1.5 bag of The Little Potato Company your favorite variety
1 (14 ounce) container extra-firm tofu, drained and pressed
1–2 tablespoons of olive oil
1 cup uncooked farro
3 cups mixed salad greens
1 large cucumber, seeded and thinly sliced
1 1/2 cups chopped fresh tomatoes
2 large avocados, thinly sliced
1/2 cup non-dairy mayo of choice
1/4 cup soy milk
1 tablespoon dried chives
1 tablespoon dried dill
1 tablespoon dried parsley
1 teaspoon onion powder
1/2–3/4 teaspoon salt
3/4 teaspoon garlic powder
1/4 teaspoon smoked paprika
1/2 teaspoon freshly ground black pepper
Preheat the oven to 400 degrees F.
Make the ranch spice mix and set aside.
Bring 2 ½ cups of water to a boil in a medium saucepan. Add the farro, then reduce heat to low, cover, and cook until tender. If using hulled farro, it will take 20-30 minutes; whole farro will take 30-40. Remove from heat and set aside, then let cool slightly.

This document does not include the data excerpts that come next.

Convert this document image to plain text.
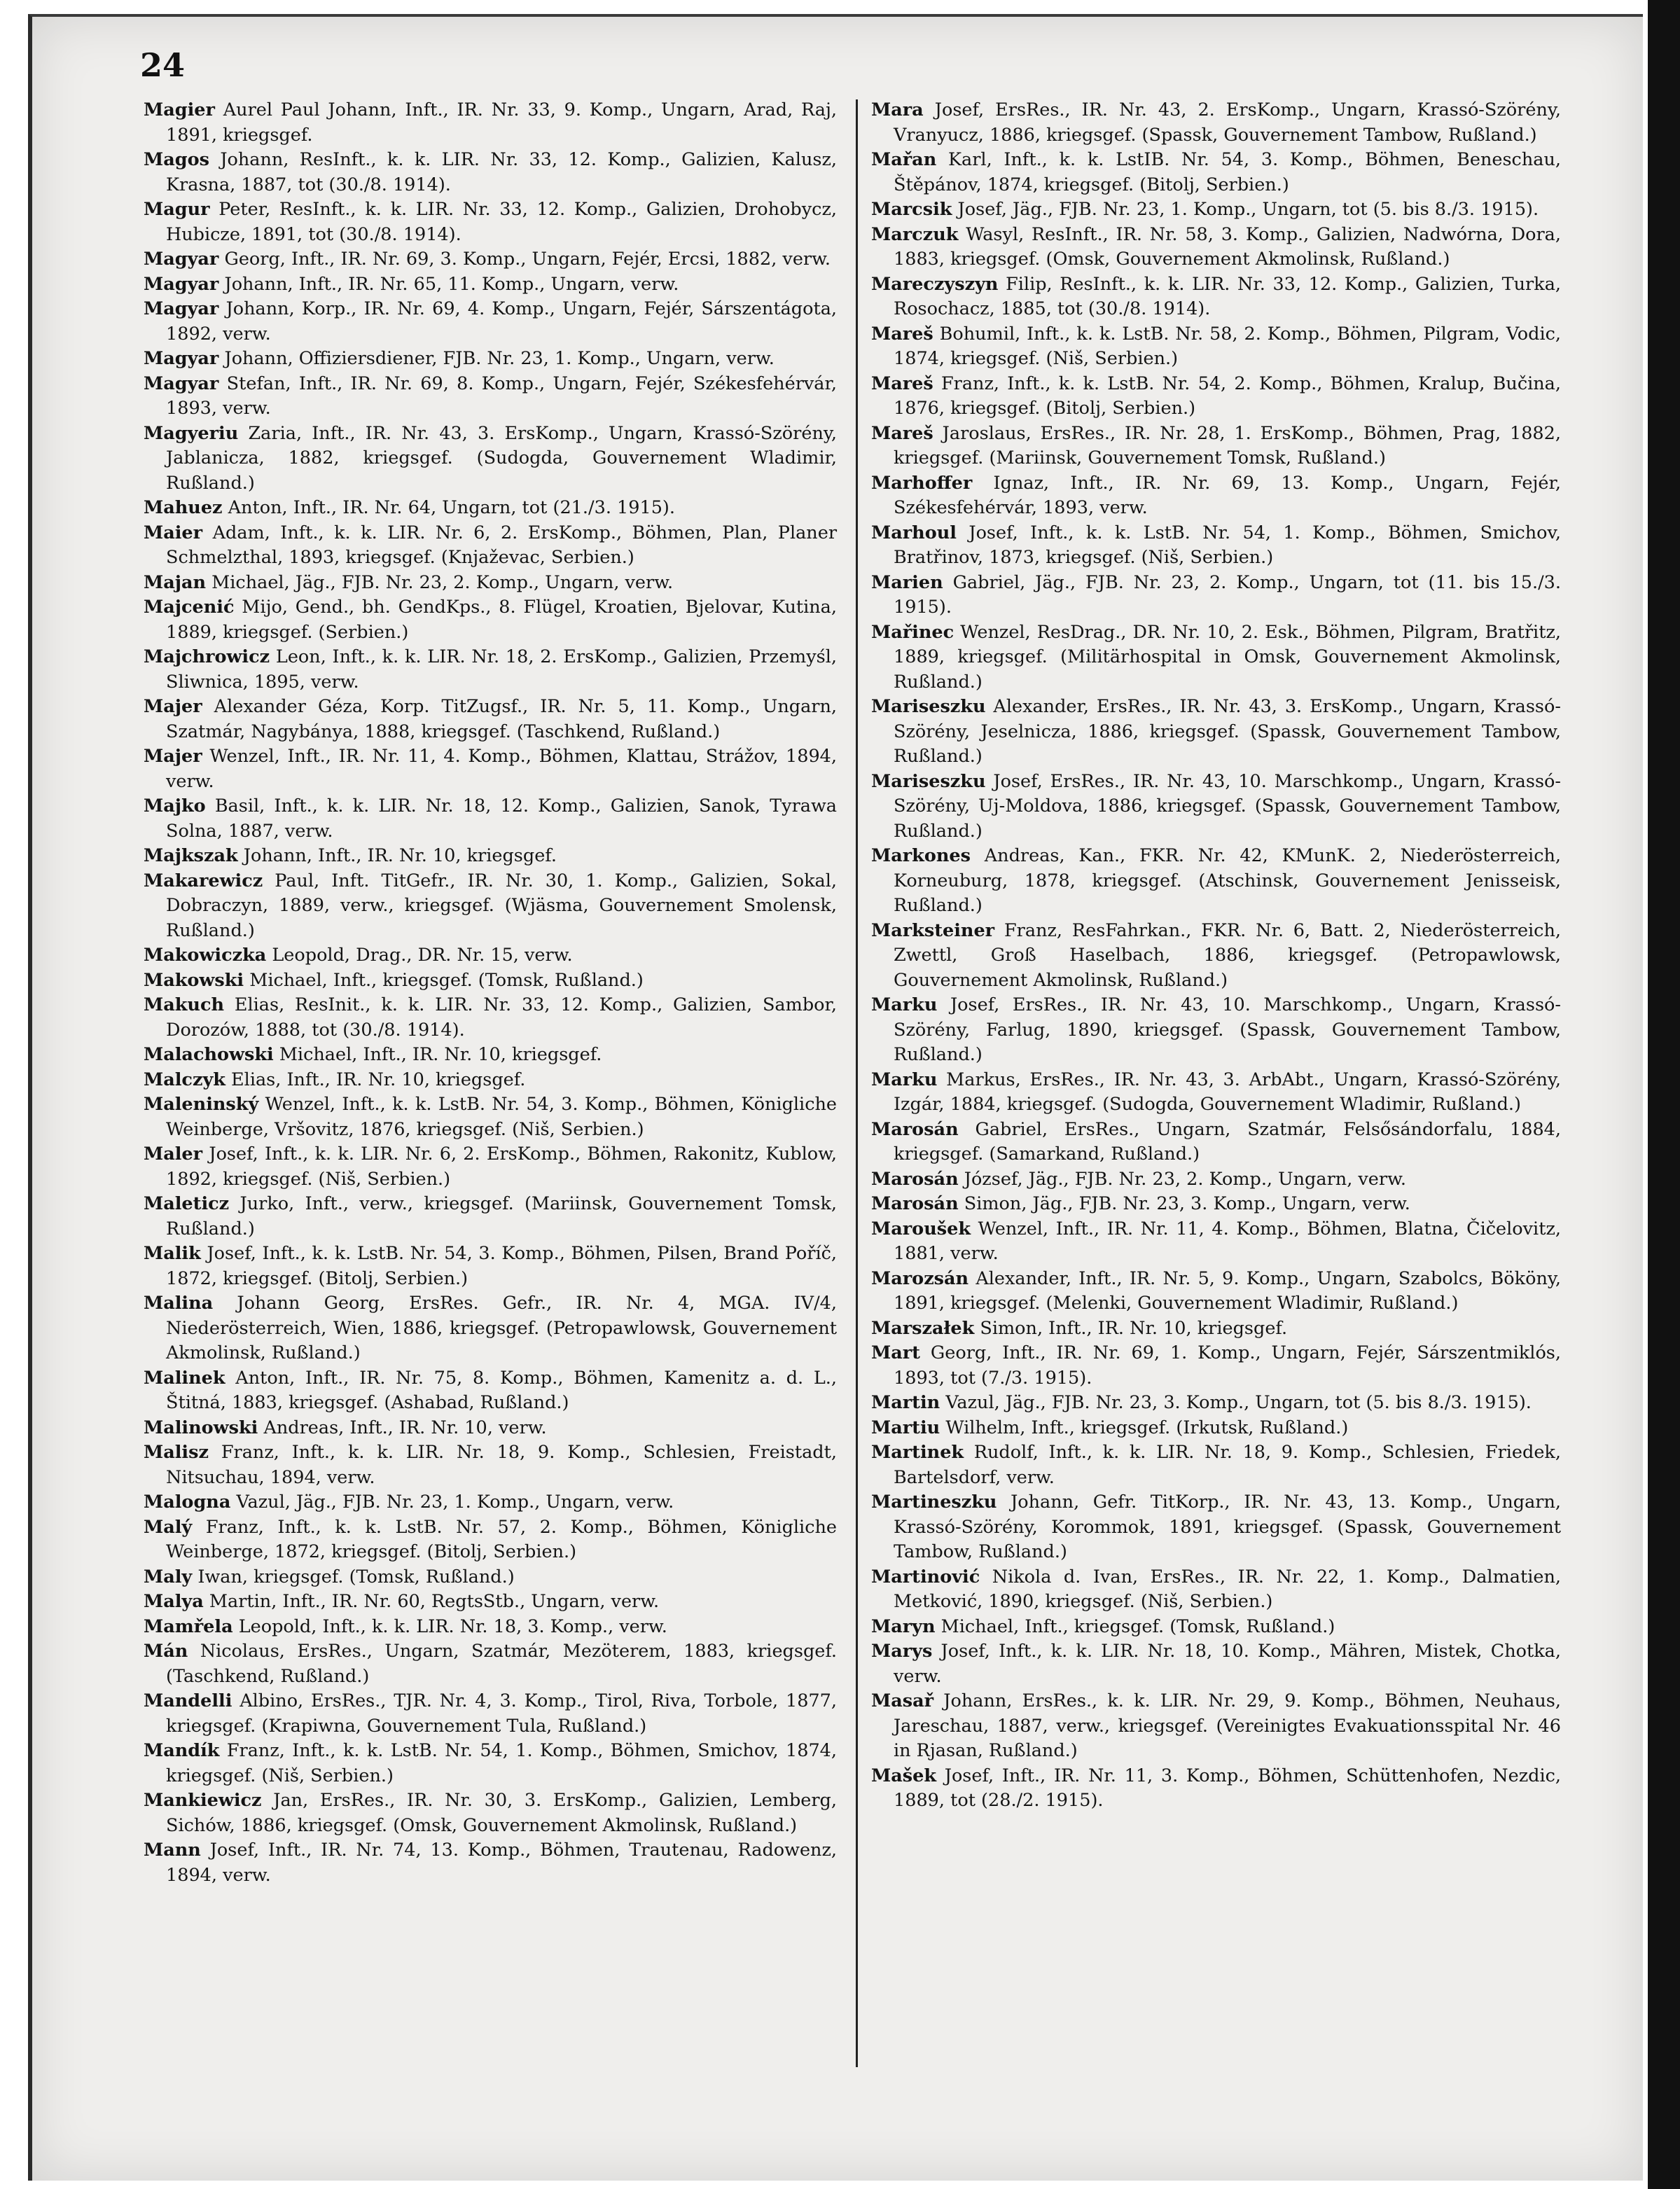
24
Magier Aurel Paul Johann, Inft., IR. Nr. 33, 9. Komp., Ungarn, Arad, Raj, 1891, kriegsgef.
Magos Johann, ResInft., k. k. LIR. Nr. 33, 12. Komp., Galizien, Kalusz, Krasna, 1887, tot (30./8. 1914).
Magur Peter, ResInft., k. k. LIR. Nr. 33, 12. Komp., Galizien, Drohobycz, Hubicze, 1891, tot (30./8. 1914).
Magyar Georg, Inft., IR. Nr. 69, 3. Komp., Ungarn, Fejér, Ercsi, 1882, verw.
Magyar Johann, Inft., IR. Nr. 65, 11. Komp., Ungarn, verw.
Magyar Johann, Korp., IR. Nr. 69, 4. Komp., Ungarn, Fejér, Sárszentágota, 1892, verw.
Magyar Johann, Offiziersdiener, FJB. Nr. 23, 1. Komp., Ungarn, verw.
Magyar Stefan, Inft., IR. Nr. 69, 8. Komp., Ungarn, Fejér, Székesfehérvár, 1893, verw.
Magyeriu Zaria, Inft., IR. Nr. 43, 3. ErsKomp., Ungarn, Krassó-Szörény, Jablanicza, 1882, kriegsgef. (Sudogda, Gouvernement Wladimir, Rußland.)
Mahuez Anton, Inft., IR. Nr. 64, Ungarn, tot (21./3. 1915).
Maier Adam, Inft., k. k. LIR. Nr. 6, 2. ErsKomp., Böhmen, Plan, Planer Schmelzthal, 1893, kriegsgef. (Knjaževac, Serbien.)
Majan Michael, Jäg., FJB. Nr. 23, 2. Komp., Ungarn, verw.
Majcenić Mijo, Gend., bh. GendKps., 8. Flügel, Kroatien, Bjelovar, Kutina, 1889, kriegsgef. (Serbien.)
Majchrowicz Leon, Inft., k. k. LIR. Nr. 18, 2. ErsKomp., Galizien, Przemyśl, Sliwnica, 1895, verw.
Majer Alexander Géza, Korp. TitZugsf., IR. Nr. 5, 11. Komp., Ungarn, Szatmár, Nagybánya, 1888, kriegsgef. (Taschkend, Rußland.)
Majer Wenzel, Inft., IR. Nr. 11, 4. Komp., Böhmen, Klattau, Strážov, 1894, verw.
Majko Basil, Inft., k. k. LIR. Nr. 18, 12. Komp., Galizien, Sanok, Tyrawa Solna, 1887, verw.
Majkszak Johann, Inft., IR. Nr. 10, kriegsgef.
Makarewicz Paul, Inft. TitGefr., IR. Nr. 30, 1. Komp., Galizien, Sokal, Dobraczyn, 1889, verw., kriegsgef. (Wjäsma, Gouvernement Smolensk, Rußland.)
Makowiczka Leopold, Drag., DR. Nr. 15, verw.
Makowski Michael, Inft., kriegsgef. (Tomsk, Rußland.)
Makuch Elias, ResInit., k. k. LIR. Nr. 33, 12. Komp., Galizien, Sambor, Dorozów, 1888, tot (30./8. 1914).
Malachowski Michael, Inft., IR. Nr. 10, kriegsgef.
Malczyk Elias, Inft., IR. Nr. 10, kriegsgef.
Maleninský Wenzel, Inft., k. k. LstB. Nr. 54, 3. Komp., Böhmen, Königliche Weinberge, Vršovitz, 1876, kriegsgef. (Niš, Serbien.)
Maler Josef, Inft., k. k. LIR. Nr. 6, 2. ErsKomp., Böhmen, Rakonitz, Kublow, 1892, kriegsgef. (Niš, Serbien.)
Maleticz Jurko, Inft., verw., kriegsgef. (Mariinsk, Gouvernement Tomsk, Rußland.)
Malik Josef, Inft., k. k. LstB. Nr. 54, 3. Komp., Böhmen, Pilsen, Brand Poříč, 1872, kriegsgef. (Bitolj, Serbien.)
Malina Johann Georg, ErsRes. Gefr., IR. Nr. 4, MGA. IV/4, Niederösterreich, Wien, 1886, kriegsgef. (Petropawlowsk, Gouvernement Akmolinsk, Rußland.)
Malinek Anton, Inft., IR. Nr. 75, 8. Komp., Böhmen, Kamenitz a. d. L., Štitná, 1883, kriegsgef. (Ashabad, Rußland.)
Malinowski Andreas, Inft., IR. Nr. 10, verw.
Malisz Franz, Inft., k. k. LIR. Nr. 18, 9. Komp., Schlesien, Freistadt, Nitsuchau, 1894, verw.
Malogna Vazul, Jäg., FJB. Nr. 23, 1. Komp., Ungarn, verw.
Malý Franz, Inft., k. k. LstB. Nr. 57, 2. Komp., Böhmen, Königliche Weinberge, 1872, kriegsgef. (Bitolj, Serbien.)
Maly Iwan, kriegsgef. (Tomsk, Rußland.)
Malya Martin, Inft., IR. Nr. 60, RegtsStb., Ungarn, verw.
Mamřela Leopold, Inft., k. k. LIR. Nr. 18, 3. Komp., verw.
Mán Nicolaus, ErsRes., Ungarn, Szatmár, Mezöterem, 1883, kriegsgef. (Taschkend, Rußland.)
Mandelli Albino, ErsRes., TJR. Nr. 4, 3. Komp., Tirol, Riva, Torbole, 1877, kriegsgef. (Krapiwna, Gouvernement Tula, Rußland.)
Mandík Franz, Inft., k. k. LstB. Nr. 54, 1. Komp., Böhmen, Smichov, 1874, kriegsgef. (Niš, Serbien.)
Mankiewicz Jan, ErsRes., IR. Nr. 30, 3. ErsKomp., Galizien, Lemberg, Sichów, 1886, kriegsgef. (Omsk, Gouvernement Akmolinsk, Rußland.)
Mann Josef, Inft., IR. Nr. 74, 13. Komp., Böhmen, Trautenau, Radowenz, 1894, verw.
Mara Josef, ErsRes., IR. Nr. 43, 2. ErsKomp., Ungarn, Krassó-Szörény, Vranyucz, 1886, kriegsgef. (Spassk, Gouvernement Tambow, Rußland.)
Mařan Karl, Inft., k. k. LstIB. Nr. 54, 3. Komp., Böhmen, Beneschau, Štěpánov, 1874, kriegsgef. (Bitolj, Serbien.)
Marcsik Josef, Jäg., FJB. Nr. 23, 1. Komp., Ungarn, tot (5. bis 8./3. 1915).
Marczuk Wasyl, ResInft., IR. Nr. 58, 3. Komp., Galizien, Nadwórna, Dora, 1883, kriegsgef. (Omsk, Gouvernement Akmolinsk, Rußland.)
Mareczyszyn Filip, ResInft., k. k. LIR. Nr. 33, 12. Komp., Galizien, Turka, Rosochacz, 1885, tot (30./8. 1914).
Mareš Bohumil, Inft., k. k. LstB. Nr. 58, 2. Komp., Böhmen, Pilgram, Vodic, 1874, kriegsgef. (Niš, Serbien.)
Mareš Franz, Inft., k. k. LstB. Nr. 54, 2. Komp., Böhmen, Kralup, Bučina, 1876, kriegsgef. (Bitolj, Serbien.)
Mareš Jaroslaus, ErsRes., IR. Nr. 28, 1. ErsKomp., Böhmen, Prag, 1882, kriegsgef. (Mariinsk, Gouvernement Tomsk, Rußland.)
Marhoffer Ignaz, Inft., IR. Nr. 69, 13. Komp., Ungarn, Fejér, Székesfehérvár, 1893, verw.
Marhoul Josef, Inft., k. k. LstB. Nr. 54, 1. Komp., Böhmen, Smichov, Bratřinov, 1873, kriegsgef. (Niš, Serbien.)
Marien Gabriel, Jäg., FJB. Nr. 23, 2. Komp., Ungarn, tot (11. bis 15./3. 1915).
Mařinec Wenzel, ResDrag., DR. Nr. 10, 2. Esk., Böhmen, Pilgram, Bratřitz, 1889, kriegsgef. (Militärhospital in Omsk, Gouvernement Akmolinsk, Rußland.)
Mariseszku Alexander, ErsRes., IR. Nr. 43, 3. ErsKomp., Ungarn, Krassó-Szörény, Jeselnicza, 1886, kriegsgef. (Spassk, Gouvernement Tambow, Rußland.)
Mariseszku Josef, ErsRes., IR. Nr. 43, 10. Marschkomp., Ungarn, Krassó-Szörény, Uj-Moldova, 1886, kriegsgef. (Spassk, Gouvernement Tambow, Rußland.)
Markones Andreas, Kan., FKR. Nr. 42, KMunK. 2, Niederösterreich, Korneuburg, 1878, kriegsgef. (Atschinsk, Gouvernement Jenisseisk, Rußland.)
Marksteiner Franz, ResFahrkan., FKR. Nr. 6, Batt. 2, Niederösterreich, Zwettl, Groß Haselbach, 1886, kriegsgef. (Petropawlowsk, Gouvernement Akmolinsk, Rußland.)
Marku Josef, ErsRes., IR. Nr. 43, 10. Marschkomp., Ungarn, Krassó-Szörény, Farlug, 1890, kriegsgef. (Spassk, Gouvernement Tambow, Rußland.)
Marku Markus, ErsRes., IR. Nr. 43, 3. ArbAbt., Ungarn, Krassó-Szörény, Izgár, 1884, kriegsgef. (Sudogda, Gouvernement Wladimir, Rußland.)
Marosán Gabriel, ErsRes., Ungarn, Szatmár, Felsősándorfalu, 1884, kriegsgef. (Samarkand, Rußland.)
Marosán József, Jäg., FJB. Nr. 23, 2. Komp., Ungarn, verw.
Marosán Simon, Jäg., FJB. Nr. 23, 3. Komp., Ungarn, verw.
Maroušek Wenzel, Inft., IR. Nr. 11, 4. Komp., Böhmen, Blatna, Čičelovitz, 1881, verw.
Marozsán Alexander, Inft., IR. Nr. 5, 9. Komp., Ungarn, Szabolcs, Bököny, 1891, kriegsgef. (Melenki, Gouvernement Wladimir, Rußland.)
Marszałek Simon, Inft., IR. Nr. 10, kriegsgef.
Mart Georg, Inft., IR. Nr. 69, 1. Komp., Ungarn, Fejér, Sárszentmiklós, 1893, tot (7./3. 1915).
Martin Vazul, Jäg., FJB. Nr. 23, 3. Komp., Ungarn, tot (5. bis 8./3. 1915).
Martiu Wilhelm, Inft., kriegsgef. (Irkutsk, Rußland.)
Martinek Rudolf, Inft., k. k. LIR. Nr. 18, 9. Komp., Schlesien, Friedek, Bartelsdorf, verw.
Martineszku Johann, Gefr. TitKorp., IR. Nr. 43, 13. Komp., Ungarn, Krassó-Szörény, Korommok, 1891, kriegsgef. (Spassk, Gouvernement Tambow, Rußland.)
Martinović Nikola d. Ivan, ErsRes., IR. Nr. 22, 1. Komp., Dalmatien, Metković, 1890, kriegsgef. (Niš, Serbien.)
Maryn Michael, Inft., kriegsgef. (Tomsk, Rußland.)
Marys Josef, Inft., k. k. LIR. Nr. 18, 10. Komp., Mähren, Mistek, Chotka, verw.
Masař Johann, ErsRes., k. k. LIR. Nr. 29, 9. Komp., Böhmen, Neuhaus, Jareschau, 1887, verw., kriegsgef. (Vereinigtes Evakuationsspital Nr. 46 in Rjasan, Rußland.)
Mašek Josef, Inft., IR. Nr. 11, 3. Komp., Böhmen, Schüttenhofen, Nezdic, 1889, tot (28./2. 1915).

Halve the potatoes and cube the tofu, then place in a large bowl and toss with 1 ½ tablespoons of spice mix and 1-2 tablespoons of olive oil until well coated. Place in the preheated oven and cook for 25-30 minutes, until tender.
While the potatoes and farro is cooking, whisk together the mayo, soy milk, and remaining spice mix then season to taste adding in more salt/pepper as desired.
When ready to assemble, divide the vegetables, potatoes, tofu, and cooked farro among 4-6 bowls, then drizzle with dressing.